The export duty on oil in Russia from February 1 has been reduced by $8.3, to $80.7 per ton, according to data of the Ministry of Economic Development, Interfax reports.
In January, the export duty on oil was $89 per ton.
The preferential tax rate on oil in Eastern Siberia, the Caspian fields and the Prirazlomnoye field in relation to the calculation formula adopted in the framework of the tax maneuver in the oil industry remained at zero (zeroed out on February 1, 2015).
The duty on high viscosity oil dropped to $8.0 from $8.9 in January.
The duty on light oil products and oils was $24.2 (in January – $26.7 per ton), while dark oil products will be charged with $80.7 ($89 in January).

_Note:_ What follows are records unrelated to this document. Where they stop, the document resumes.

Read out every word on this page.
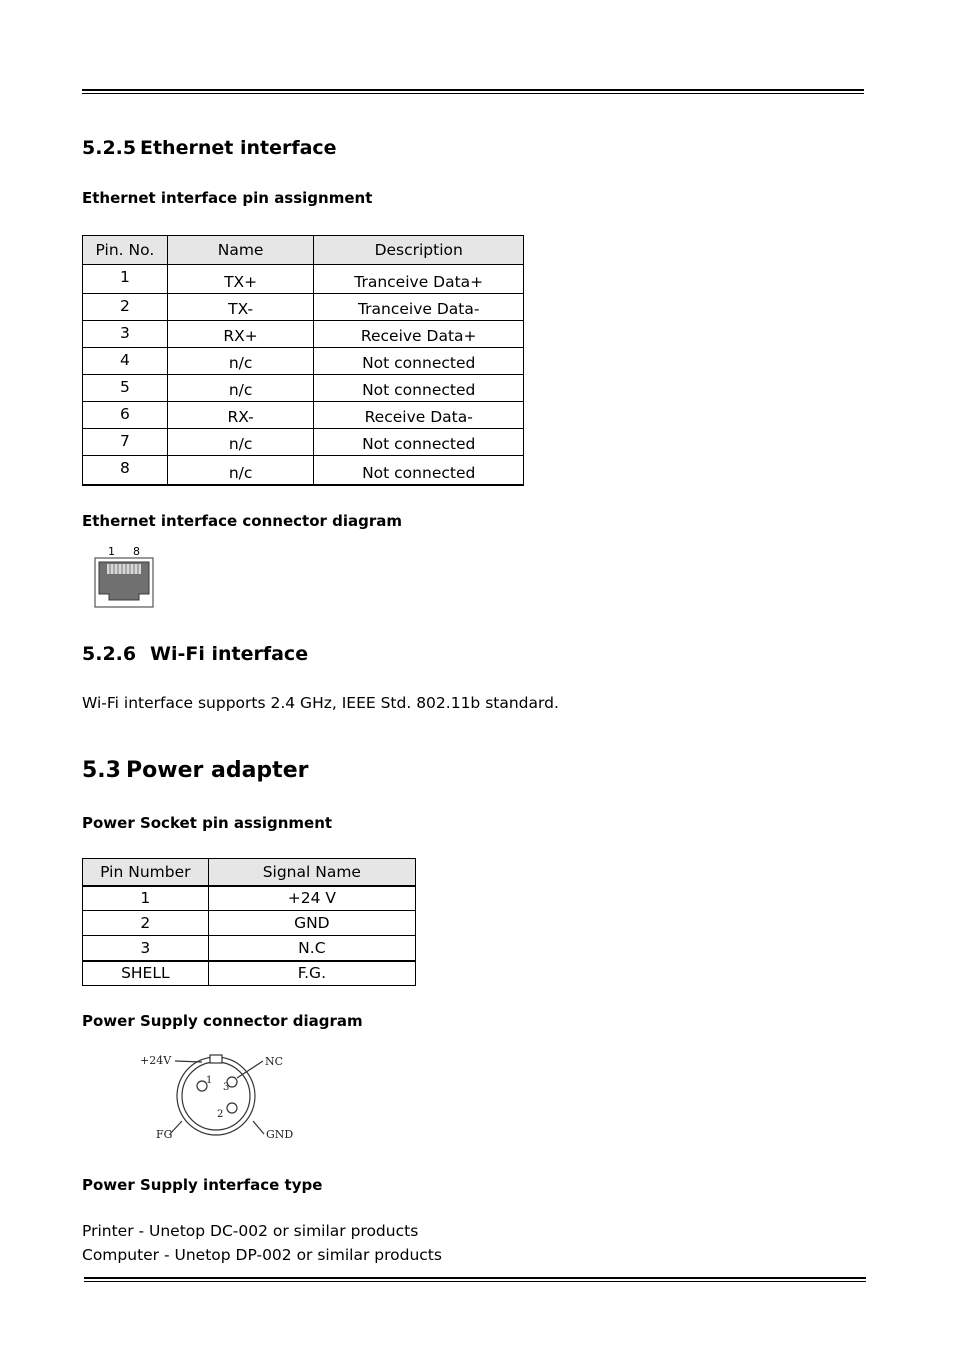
5.2.5 Ethernet interface
Ethernet interface pin assignment
Pin. No.	Name	Description
1	TX+	Tranceive Data+
2	TX-	Tranceive Data-
3	RX+	Receive Data+
4	n/c	Not connected
5	n/c	Not connected
6	RX-	Receive Data-
7	n/c	Not connected
8	n/c	Not connected
Ethernet interface connector diagram
1 8
5.2.6 Wi-Fi interface
Wi-Fi interface supports 2.4 GHz, IEEE Std. 802.11b standard.
5.3 Power adapter
Power Socket pin assignment
Pin Number	Signal Name
1	+24 V
2	GND
3	N.C
SHELL	F.G.
Power Supply connector diagram
+24V	NC
FG	GND
1
2
3
Power Supply interface type
Printer - Unetop DC-002 or similar products
Computer - Unetop DP-002 or similar products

The export duty on commercial gasoline was reduced to $24.2 from $26.7, straight-run gasoline (naphtha) to $44.3 from $48.9 per ton.
The duty on liquefied gas and pure LPG fractions remains at zero, while the duty on coke decreased to $5.2 from $5.7 per ton, the ministry said.
Last year, Russia’s Finance and Energy Ministries agreed with the domestic oil companies to begin phasing out crude oil export duties by 5 percentage points annually over the next six years, from 30 percent now to zero as of 2024. The producers are happy about this: the duty—along with a so-called mineral resource tax based on production size—will be replaced by a profit-based tax that, oil companies say, will stimulate investments in oil production expansion.
According to analysts, the phase-out of the oil export duty actually seeks to reduce state support for the local refining industry, which has—over the last ten years—exceeded industry spending on refinery modernization by five times. This success is largely due to the difference in oil export duties for crude oil and oil products.
Currently, oil product exports are taxed on the basis of a percentage of the crude oil export duty, which is tied to the price of oil. Changing that will save the Russian government some $15.44 billion a year from subsidies for refiners.